The chief of the Nacho Nyak Dun is offering a last-minute olive branch over the Peel watershed lawsuit, hoping the costly case can be avoided.
Ed Champion said he’s made repeated overtures to Yukon Premier Darrell Pasloski, offering to drop the lawsuit if Pasloski agrees to implement the Peel planning commission’s final recommended plan.
Champion says the offer is out of concern for the damage a protracted legal battle could cause to the territory’s mining industry.
“I’m confident we will win in the process, but I’m worried it will impact our economy,” Champion said.
The Nacho Nyak Dun and Tr’ondek Hwech’in First Nations, together with the Yukon Conservation Society and Yukon’s chapter of the Canadian Parks and Wilderness Society, are suing the government because it rejected the planning commission’s recommendation, and instead approved a land use plan for the Peel that would open up 71 per cent of the area to new mineral staking.
The case is set for court on July 7, but Champion said he would rather see the government settle out of court.
“What I keep going back to is the Fraser Institute report where we dropped from position eight to position 17 as a choice destination in the world to mine. My fear is that we’re going to drop from 17 to off the charts,” he said.
Champion said he made his latest offer at last month’s Yukon Forum meetings, but the premier dismissed them out of hand.
“They listened, and said, ‘Well, we’ll see you in court,’” Champion said.
In an emailed statement, the Yukon government’s cabinet office said it, “did not initiate the court case, but since the case was brought by two First Nations and two NGOs, our hope is that the case will provide further clarification and certainty for all involved, on the points where Yukon government and those involved in the court case hold differing views.”
After the forum meeting, Pasloski and Grand Chief Ruth Massie issued a joint press release announcing a tenuous agreement-in-principal to expand Class 1 mining notification rules in the territory.
The new rules are already in place on Ross River Dena Council land as ordered by the courts. It is unclear exactly when or how far the government plans to expand them.
But the announcement, as thin on details as it was, has been roundly criticized by the Yukon Prospectors Association and now Champion is taking swings at it as well, though for different reasons.
Last month’s meetings were ultimately fruitless because the Peel lawsuit is the elephant in the room, Champion said. There is such little trust between the government and many First Nations that nothing much is likely to be negotiated until the lawsuit is over, he said.

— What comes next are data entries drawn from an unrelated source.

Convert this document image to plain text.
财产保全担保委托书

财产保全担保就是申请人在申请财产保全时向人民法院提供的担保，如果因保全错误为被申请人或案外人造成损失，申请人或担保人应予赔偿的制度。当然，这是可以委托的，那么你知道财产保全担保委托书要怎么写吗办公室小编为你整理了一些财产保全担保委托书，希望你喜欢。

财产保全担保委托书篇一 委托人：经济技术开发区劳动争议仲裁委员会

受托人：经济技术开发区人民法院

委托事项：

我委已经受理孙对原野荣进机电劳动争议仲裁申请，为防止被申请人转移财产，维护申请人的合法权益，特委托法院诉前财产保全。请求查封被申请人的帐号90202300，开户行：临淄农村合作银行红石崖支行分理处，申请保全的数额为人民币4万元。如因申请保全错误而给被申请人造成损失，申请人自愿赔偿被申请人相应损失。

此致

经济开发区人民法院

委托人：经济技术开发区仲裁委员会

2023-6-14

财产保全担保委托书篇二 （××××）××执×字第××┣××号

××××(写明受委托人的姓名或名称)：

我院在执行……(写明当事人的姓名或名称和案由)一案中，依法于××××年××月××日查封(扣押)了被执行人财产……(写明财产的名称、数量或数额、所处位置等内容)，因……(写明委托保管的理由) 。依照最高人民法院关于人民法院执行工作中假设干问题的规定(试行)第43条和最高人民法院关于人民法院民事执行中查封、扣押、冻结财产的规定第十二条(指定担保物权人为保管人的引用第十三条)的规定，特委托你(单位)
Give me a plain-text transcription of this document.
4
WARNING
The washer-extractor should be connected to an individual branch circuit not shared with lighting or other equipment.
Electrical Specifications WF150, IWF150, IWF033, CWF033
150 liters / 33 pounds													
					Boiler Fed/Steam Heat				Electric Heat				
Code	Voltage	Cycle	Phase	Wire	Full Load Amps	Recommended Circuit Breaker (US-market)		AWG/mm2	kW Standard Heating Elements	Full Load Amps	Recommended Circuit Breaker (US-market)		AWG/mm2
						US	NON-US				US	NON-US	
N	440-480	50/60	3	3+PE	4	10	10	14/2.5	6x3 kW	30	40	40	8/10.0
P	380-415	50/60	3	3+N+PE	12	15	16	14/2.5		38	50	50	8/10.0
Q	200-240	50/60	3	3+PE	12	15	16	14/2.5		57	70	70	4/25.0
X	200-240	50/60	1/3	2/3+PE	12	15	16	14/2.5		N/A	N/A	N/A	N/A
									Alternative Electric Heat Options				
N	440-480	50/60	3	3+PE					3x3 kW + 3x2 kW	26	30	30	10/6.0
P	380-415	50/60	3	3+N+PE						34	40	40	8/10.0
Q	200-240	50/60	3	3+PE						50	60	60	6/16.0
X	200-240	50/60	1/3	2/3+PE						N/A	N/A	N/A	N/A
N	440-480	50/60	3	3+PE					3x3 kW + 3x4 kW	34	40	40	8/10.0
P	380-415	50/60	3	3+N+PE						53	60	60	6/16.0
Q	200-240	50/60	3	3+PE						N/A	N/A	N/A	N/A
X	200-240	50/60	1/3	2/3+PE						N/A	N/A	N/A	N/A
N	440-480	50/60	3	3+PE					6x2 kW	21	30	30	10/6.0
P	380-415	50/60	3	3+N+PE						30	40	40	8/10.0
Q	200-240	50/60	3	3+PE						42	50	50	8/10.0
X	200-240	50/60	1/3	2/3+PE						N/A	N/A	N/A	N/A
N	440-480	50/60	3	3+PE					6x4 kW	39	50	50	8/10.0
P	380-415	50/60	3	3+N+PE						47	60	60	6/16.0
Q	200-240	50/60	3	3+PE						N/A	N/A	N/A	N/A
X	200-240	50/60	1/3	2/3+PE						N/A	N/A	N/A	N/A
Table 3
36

Mike Power, the president of the prospectors association, said the new Class 1 changes, which govern when prospectors must notify First Nations of work being on their land, were tantamount to requiring a permit just for camping.
Given how hollow the announcement of the changes was, Champion called Power’s concerns “pure conjecture” because the negotiations are still ongoing.
“I think he went out on a limb a long ways making those statements.”
Power also contested Power’s assertion that the government intends to simply roll over and do whatever the First Nations ask on Class 1. At that, Champion chuckled.
“That’s certainly not the case, as evidenced by all the court cases out there. The government is, in our opinion, doing the opposite,” he said.
When it comes to the Peel lawsuit, Champion said he isn’t interested in negotiating any more. It’s the final recommended plan or bust. But he’s worried not just about the Peel plan itself.
The Gwitchin Tribal Council has agreed to join the suit as an intervener before the court, Champion said. They had originally planned to file their own lawsuit asking for more time to negotiate with the government over the Peel, but Champion said they were convinced otherwise.
“We gave them the option. We said either join us, or become an intervener, or delay your claim. They’ve now come back and said, ‘We will intervene on your behalf.’”
On Monday, the government released its legal arguments in the Peel case. The crux of their stance is that chapter 11 of the Umbrella Final Agreement lays out a voluntary land-use planning process that leaves the ultimate decision over non-settlement lands with the Yukon government through the power to “approve, reject or modify” the final recommended plan.
That interpretation, which the First Nations dispute, is at the heart of the lawsuit, Champion said.
“If in essence they throw out the final recommended plan, they are throwing out a key component of our final agreements. That affects every First Nation in the Yukon.
Champion again went back to the Fraser Institute report. He’s not against development, he says, he just wants to see it done according to the rules that everyone agreed to in the final agreements.
In fact, “I’d like to see the Yukon become the number one mining destination in the world. Why not? Again, if you couch it with high environmental standards, why not?”
Neither the premier nor any cabinet ministers responded to calls for comment by press time.